Infine a questi aspetti si aggiunge
una profonda modificazione dei rapporti relazionali interpersonali. Ovvero la consuetudini di affermare le
proprie ragioni non dimostrandone, secondo logica, la bontà, ma semplicemente urlando più di chi
queste ragioni contesta e ne propone di alternative. Negli scambi dialettici si impone, non chi riesce a dimostrare la
giustezza delle proprie idee, ma chi
urla di più, chi sovrasta gli altri con i decibel dalla propria
voce, chi di fatto usa atteggiamenti prevaricanti e violenti.

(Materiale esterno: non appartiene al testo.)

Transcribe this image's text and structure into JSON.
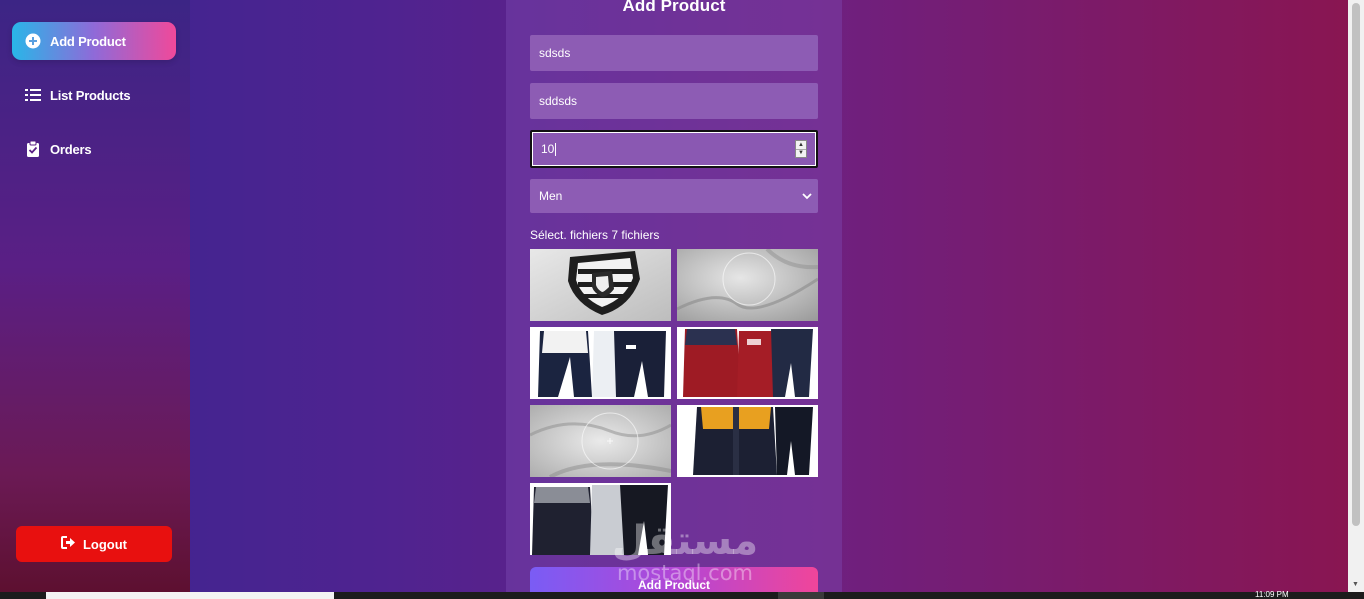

E qui si chiude
il cerchio.
Su un’atavica concezione di
inferiorità femminile imposta dal retaggio patriarcale e dall’organizzazione
borghese della collettività , si sovrappone l’oggettivizzazione mercificante
del corpo femminile frutto avvelenato della società consumistica, e l’uso
sistematico e acquisito della violenza come unico modo di imporre la propria
volontà.
In questo quadro l’approvazione di una
legge, pur sacrosanta, non è sufficiente. Le azioni da mettere in campo
dovevano essere assolutamente rivoluzionarie. Lasciare liberi i bambini di scegliere con
quali giochi trastullarsi. Forse ad un maschio poteva capitare di divertirsi
più con le pentoline e a una femmina di preferire le automobiline. Non sminuire
le attività riproduttive rispetto a quelle produttive. In una società basata
sul benessere e non sul pil, la cura delle persone e dell’ambiente è altrettanto importante se non più
importante dell’acquisizione di un reddito. Entrambi i generi debbono essere ritenuti in grado di
espletare con un uguale dignità sia l’una che l’altra funzione. Combattere l’individualismo sfrenato tipico
delle società ultra liberiste. Un individualismo che coinvolge in maggior
misura l’egolatria e il machismo maschile, a fronte della mercificazione del
corpo femminile. E infine ricondurre i rapporti interpersonali nel solco del
reciproco ascolto e del reciproco rispetto.
E’ utopia? Forse si, intanto
cominciamo a promuovere e ad aderire a manifestazioni come quelle di domenica
prossima alla Villa Comunale organizzata dalla rete la Fenice e dal
Collettivocinque, chissà dalle scarpette rosse può nascere un fiore.